Objective

This project aimed to demonstrate and evaluate a novel technology that non-intrusively monitors the electricity consumption of individual devices inside a building. Energy consumption in U.S. Department of Defense (DoD) buildings represents a major cost and has both security and environmental impacts. For these reasons, the DoD continuously seeks to reduce energy consumption in its building stock. The starting point must be a good understanding of how much energy is consumed and which devices are consuming it. The Belkin Echo is a novel technology that enables non-intrusive electricity monitoring of individual devices inside a building. Non-intrusive monitoring is attractive because it can substantially decrease the cost of acquiring detailed energy consumption data and permit rapid identification of energy waste or mechanical breakdown. One approach to non-intrusive load identification is to install a single, highly sensitive meter and apply cloud-based algorithms to identify unique high-frequency signatures of each energy-using device in the building.

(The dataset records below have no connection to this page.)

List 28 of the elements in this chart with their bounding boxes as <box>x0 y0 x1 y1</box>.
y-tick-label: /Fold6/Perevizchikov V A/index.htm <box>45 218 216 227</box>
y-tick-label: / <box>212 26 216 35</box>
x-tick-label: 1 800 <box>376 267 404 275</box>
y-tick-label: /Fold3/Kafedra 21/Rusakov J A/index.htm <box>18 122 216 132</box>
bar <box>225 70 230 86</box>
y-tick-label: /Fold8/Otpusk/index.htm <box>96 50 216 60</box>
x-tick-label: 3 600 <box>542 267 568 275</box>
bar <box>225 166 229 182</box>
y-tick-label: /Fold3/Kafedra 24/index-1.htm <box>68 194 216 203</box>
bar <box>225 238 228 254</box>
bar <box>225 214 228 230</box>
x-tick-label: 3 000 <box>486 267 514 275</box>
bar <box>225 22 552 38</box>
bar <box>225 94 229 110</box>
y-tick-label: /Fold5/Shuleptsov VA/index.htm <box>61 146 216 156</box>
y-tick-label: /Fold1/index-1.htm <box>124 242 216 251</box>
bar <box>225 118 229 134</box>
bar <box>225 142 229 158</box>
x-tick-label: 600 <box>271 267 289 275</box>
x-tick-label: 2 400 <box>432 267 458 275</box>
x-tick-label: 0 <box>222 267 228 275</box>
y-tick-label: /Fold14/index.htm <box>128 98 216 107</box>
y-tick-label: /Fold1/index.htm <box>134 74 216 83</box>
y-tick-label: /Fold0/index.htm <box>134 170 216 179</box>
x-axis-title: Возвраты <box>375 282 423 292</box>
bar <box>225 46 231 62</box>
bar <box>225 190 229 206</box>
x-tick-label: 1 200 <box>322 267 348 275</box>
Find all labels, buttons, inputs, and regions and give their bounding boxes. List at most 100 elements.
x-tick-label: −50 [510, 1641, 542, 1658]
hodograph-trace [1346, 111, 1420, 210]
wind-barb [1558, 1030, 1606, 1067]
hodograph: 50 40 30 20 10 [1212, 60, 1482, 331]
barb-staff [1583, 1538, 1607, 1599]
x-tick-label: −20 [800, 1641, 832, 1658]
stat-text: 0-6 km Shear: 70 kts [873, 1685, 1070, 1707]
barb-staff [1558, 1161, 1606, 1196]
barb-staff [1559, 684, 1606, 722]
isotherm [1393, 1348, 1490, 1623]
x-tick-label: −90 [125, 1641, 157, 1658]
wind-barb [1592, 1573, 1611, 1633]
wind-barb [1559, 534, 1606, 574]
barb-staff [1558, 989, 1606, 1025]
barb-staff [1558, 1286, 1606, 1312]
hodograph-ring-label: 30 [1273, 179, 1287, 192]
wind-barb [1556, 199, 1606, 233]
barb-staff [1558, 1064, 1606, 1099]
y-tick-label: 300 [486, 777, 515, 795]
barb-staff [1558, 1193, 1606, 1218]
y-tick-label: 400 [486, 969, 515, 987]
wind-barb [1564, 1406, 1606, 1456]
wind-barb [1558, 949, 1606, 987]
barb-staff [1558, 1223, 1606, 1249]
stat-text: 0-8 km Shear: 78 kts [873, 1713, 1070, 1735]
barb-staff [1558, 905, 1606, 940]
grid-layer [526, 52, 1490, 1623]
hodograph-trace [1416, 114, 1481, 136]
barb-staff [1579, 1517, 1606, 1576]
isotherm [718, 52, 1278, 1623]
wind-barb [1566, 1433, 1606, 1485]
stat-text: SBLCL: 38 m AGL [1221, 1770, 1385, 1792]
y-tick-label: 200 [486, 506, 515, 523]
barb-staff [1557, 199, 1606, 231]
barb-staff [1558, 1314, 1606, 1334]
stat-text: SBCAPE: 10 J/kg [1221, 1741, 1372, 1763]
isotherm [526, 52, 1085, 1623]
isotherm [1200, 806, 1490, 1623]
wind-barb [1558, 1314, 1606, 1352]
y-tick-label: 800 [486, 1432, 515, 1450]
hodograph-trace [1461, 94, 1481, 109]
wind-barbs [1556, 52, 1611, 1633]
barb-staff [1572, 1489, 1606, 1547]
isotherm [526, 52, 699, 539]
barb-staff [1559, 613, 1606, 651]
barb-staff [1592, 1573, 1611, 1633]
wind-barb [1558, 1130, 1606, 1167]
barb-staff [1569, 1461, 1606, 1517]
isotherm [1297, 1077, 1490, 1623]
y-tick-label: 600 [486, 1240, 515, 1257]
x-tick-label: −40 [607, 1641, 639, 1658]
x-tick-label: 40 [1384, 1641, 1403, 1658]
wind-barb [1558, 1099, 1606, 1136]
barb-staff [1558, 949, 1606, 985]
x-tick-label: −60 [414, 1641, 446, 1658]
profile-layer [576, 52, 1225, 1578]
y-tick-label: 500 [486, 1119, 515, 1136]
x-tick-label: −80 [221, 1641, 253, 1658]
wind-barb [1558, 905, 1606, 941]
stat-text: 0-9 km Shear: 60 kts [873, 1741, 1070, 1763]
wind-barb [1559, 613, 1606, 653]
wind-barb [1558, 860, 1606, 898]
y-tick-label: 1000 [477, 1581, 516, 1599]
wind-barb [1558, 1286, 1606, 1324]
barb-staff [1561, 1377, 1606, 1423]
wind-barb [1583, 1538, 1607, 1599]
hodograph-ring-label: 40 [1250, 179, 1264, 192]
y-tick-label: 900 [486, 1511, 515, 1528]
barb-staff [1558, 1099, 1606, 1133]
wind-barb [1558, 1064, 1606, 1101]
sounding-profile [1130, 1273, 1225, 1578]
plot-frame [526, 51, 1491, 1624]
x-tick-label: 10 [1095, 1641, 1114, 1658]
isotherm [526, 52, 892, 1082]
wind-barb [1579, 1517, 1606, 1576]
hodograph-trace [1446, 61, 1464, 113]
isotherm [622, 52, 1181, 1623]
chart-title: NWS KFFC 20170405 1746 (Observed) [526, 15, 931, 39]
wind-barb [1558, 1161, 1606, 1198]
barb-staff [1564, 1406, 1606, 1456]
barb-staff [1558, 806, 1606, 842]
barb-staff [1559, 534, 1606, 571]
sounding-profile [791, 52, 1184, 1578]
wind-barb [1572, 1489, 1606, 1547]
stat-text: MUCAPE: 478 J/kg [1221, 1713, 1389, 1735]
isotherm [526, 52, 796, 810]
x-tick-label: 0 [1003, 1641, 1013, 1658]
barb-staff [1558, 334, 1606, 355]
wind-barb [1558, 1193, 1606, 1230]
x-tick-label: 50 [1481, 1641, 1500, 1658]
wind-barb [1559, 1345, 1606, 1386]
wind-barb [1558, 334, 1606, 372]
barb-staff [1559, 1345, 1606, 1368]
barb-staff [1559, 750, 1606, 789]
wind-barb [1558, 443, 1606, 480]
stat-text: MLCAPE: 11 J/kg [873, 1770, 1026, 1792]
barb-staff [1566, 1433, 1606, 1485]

The project’s primary goal was to demonstrate the technology and its ability to guide retrofits in DoD buildings. Success would be demonstrated by meeting four quantitative objectives:

  • Low-cost installation
  • Accurate measurement of energy consumption
  • Identification of energy consumption by individual devices
  • Identification of energy-saving measures and their impact

Technology Description

Belkin’s Echo technology consists of a sensor and disaggregation algorithms. The sensor collects real-time voltage and current measurements at one sampling rate, and broadband high frequency (HF) noise measurements at a second, much higher, sampling rate. The combination of power characteristics and the HF noise from each type of device has a unique signature that results from the device’s internal electrical circuit design. Echo captures this “signature,” which enables it to “itemize” electricity use of devices in the building.

Demonstration Results

The performance objectives were only partially achieved. The Echo was not able to generate an accurate itemization of electricity consumption, but it was able to identify some major loads and estimate their energy consumption. Echo’s most novel feature, extracting performance behavior from high-frequency power data, had difficulty identifying device signatures because: non-specific high frequency noise obscured many device signatures; the high number of simultaneous device signatures greatly complicated identification; and many devices had power consumption (or changes in power) around 100 watts, which was below the measurement threshold. More than 30 percent of all electricity consumption in the buildings was continuous, and that consumption was invisible to the Echo technology. An Echo deployment in a single building costs about $19,000 more than a circuit-level monitoring technology. The higher costs of Echo data analysis are largely responsible for the difference, though they are offset by the lower costs of installation and removal. The Echo metering system would most likely be cheaper than circuit-level monitoring for basewide deployment because Echo’s costs decline sharply with scale, while circuit-level metering costs decline less so.

Implementation Issues

Belkin’s Echo was designed for residential applications and required extensive modification to accommodate three-phase service at Joint Base Lewis-McChord (JBLM) buildings. It also required time-consuming post-processing. The most important institutional barrier was restrictions on communications inside the military bases. Security regulations prevented the use of base communications networks and forced development of a unique communications strategy for each building.